At a basic level MIDI sends information like ‘play this note, this hard, for this long’ but it can also send many different kinds of control information such as pitch bend, modulation, sustain, filter frequency, fader position, tempo - in fact pretty much anything that you are likely to find on an electronic instrument. So a MIDI sequencer enables you to record not just note and pitch information, but also all your other performance data. It’s important to remember that a MIDI sequencer records performance data only - not the actual sound of the performance, as if you make an audio recording. Of course once the data is in the sequencer, you gain the ability to edit the performance and change the sounds being used. You can also tweak various synthesis parameters, ‘quantize’ notes (automatically correct their timing), and even change the tempo of the music without changing the pitch. When computers arrived in the studio, MIDI data could be displayed on a full-size screen which made composition and all this editing a great deal easier.

In the early days, there were two major competitors in the software sequencing field, both from Germany - ‘Notator’ from Emagic (which evolved into Apple’s ‘Logic’) used musical notation to display MIDI data, and Pro 24 from Steinberg (which evolved into Cubase) that opted for what has become the standard MIDI editing interface – the ’piano-roll’.

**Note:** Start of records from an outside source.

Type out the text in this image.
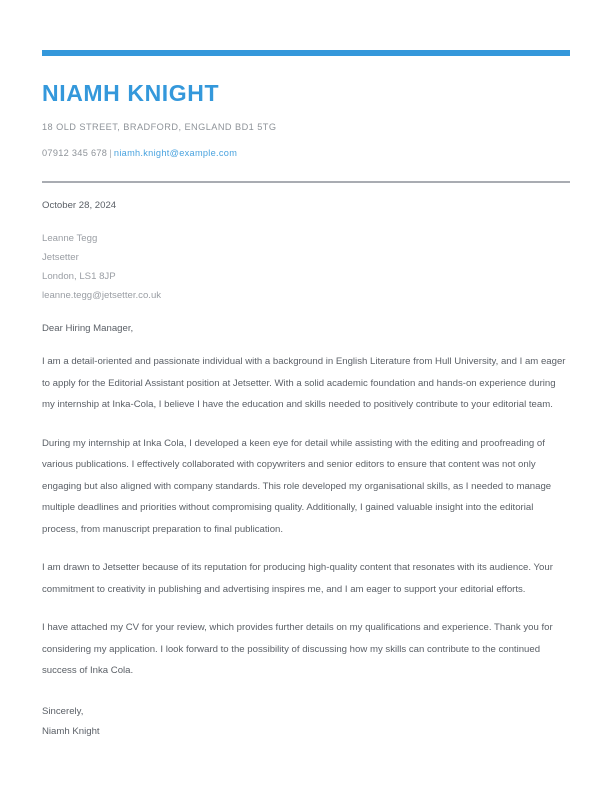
NIAMH KNIGHT
18 OLD STREET, BRADFORD, ENGLAND BD1 5TG
07912 345 678 | niamh.knight@example.com
October 28, 2024
Leanne Tegg
Jetsetter
London, LS1 8JP
leanne.tegg@jetsetter.co.uk
Dear Hiring Manager,
I am a detail-oriented and passionate individual with a background in English Literature from Hull University, and I am eager to apply for the Editorial Assistant position at Jetsetter. With a solid academic foundation and hands-on experience during my internship at Inka-Cola, I believe I have the education and skills needed to positively contribute to your editorial team.
During my internship at Inka Cola, I developed a keen eye for detail while assisting with the editing and proofreading of various publications. I effectively collaborated with copywriters and senior editors to ensure that content was not only engaging but also aligned with company standards. This role developed my organisational skills, as I needed to manage multiple deadlines and priorities without compromising quality. Additionally, I gained valuable insight into the editorial process, from manuscript preparation to final publication.
I am drawn to Jetsetter because of its reputation for producing high-quality content that resonates with its audience. Your commitment to creativity in publishing and advertising inspires me, and I am eager to support your editorial efforts.
I have attached my CV for your review, which provides further details on my qualifications and experience. Thank you for considering my application. I look forward to the possibility of discussing how my skills can contribute to the continued success of Inka Cola.
Sincerely,
Niamh Knight
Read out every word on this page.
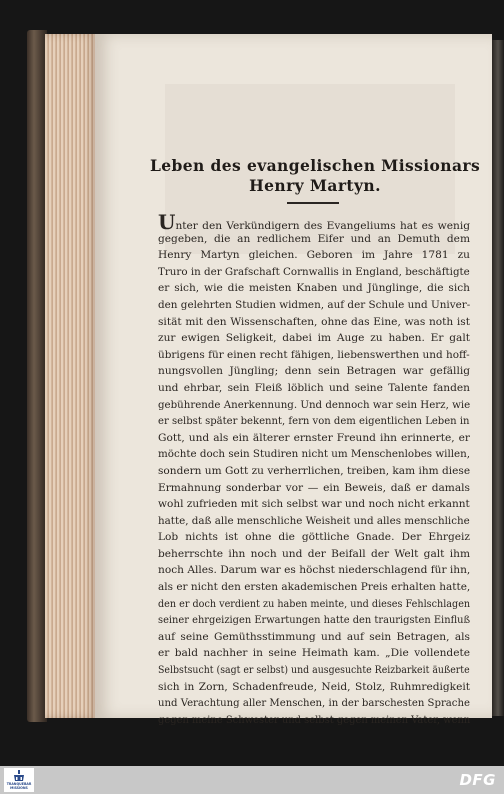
Leben des evangelischen Missionars
Henry Martyn.
Unter den Verkündigern des Evangeliums hat es wenig
gegeben, die an redlichem Eifer und an Demuth dem
Henry Martyn gleichen. Geboren im Jahre 1781 zu
Truro in der Grafschaft Cornwallis in England, beschäftigte
er sich, wie die meisten Knaben und Jünglinge, die sich
den gelehrten Studien widmen, auf der Schule und Univer-
sität mit den Wissenschaften, ohne das Eine, was noth ist
zur ewigen Seligkeit, dabei im Auge zu haben. Er galt
übrigens für einen recht fähigen, liebenswerthen und hoff-
nungsvollen Jüngling; denn sein Betragen war gefällig
und ehrbar, sein Fleiß löblich und seine Talente fanden
gebührende Anerkennung. Und dennoch war sein Herz, wie
er selbst später bekennt, fern von dem eigentlichen Leben in
Gott, und als ein älterer ernster Freund ihn erinnerte, er
möchte doch sein Studiren nicht um Menschenlobes willen,
sondern um Gott zu verherrlichen, treiben, kam ihm diese
Ermahnung sonderbar vor — ein Beweis, daß er damals
wohl zufrieden mit sich selbst war und noch nicht erkannt
hatte, daß alle menschliche Weisheit und alles menschliche
Lob nichts ist ohne die göttliche Gnade. Der Ehrgeiz
beherrschte ihn noch und der Beifall der Welt galt ihm
noch Alles. Darum war es höchst niederschlagend für ihn,
als er nicht den ersten akademischen Preis erhalten hatte,
den er doch verdient zu haben meinte, und dieses Fehlschlagen
seiner ehrgeizigen Erwartungen hatte den traurigsten Einfluß
auf seine Gemüthsstimmung und auf sein Betragen, als
er bald nachher in seine Heimath kam. „Die vollendete
Selbstsucht (sagt er selbst) und ausgesuchte Reizbarkeit äußerte
sich in Zorn, Schadenfreude, Neid, Stolz, Ruhmredigkeit
und Verachtung aller Menschen, in der barschesten Sprache
gegen meine Schwester und selbst gegen meinen Vater, wenn
TRANQUEBAR MISSIONS	DFG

The piano-roll editor is largely unchanged today, and takes its cue from the piano rolls put into player-pianos that you often see in the saloons of Western movies. It’s basically a grid with a piano keyboard, and therefore pitch, on the vertical axis, and time, and therefore note duration and position, on the horizontal axis. Piano-roll editors often additionally show controller information such as velocity (how hard a note is played) at the bottom of the screen beneath the notes. Graphic editors of this kind at last allowed people who couldn’t read traditional notation to use music software and start composing.

Cubase Piano-Roll
Cubase Piano-Roll

The great advantages presented by MIDI sequencing were not always matched by the usability of the hardware of the day though. As everything ‘went digital’ in the 90s, many creative musicians sought out discarded analogue hardware and introduced the hypnotic, looping, pulse of analogue sequencing to a new generation of clubbers and ravers. While pop music languished in complex arrangements, the throbbing heart of dance culture worshipped the synth bassline loop. It took a while before software developers came close to replicating that ease of use, but in 1997, Propellerheads released ‘Rebirth RB-338’. Rebirth was a virtual model of the Roland TB303 Bassline and TR808 drum machine - suddenly sequencing was intuitive and instant again. In the ten years that followed, Rebirth evolved into the extraordinary ‘Reason’ software sequencer - probably the best example of combining an analogue-style interface with the depth and programming power of MIDI.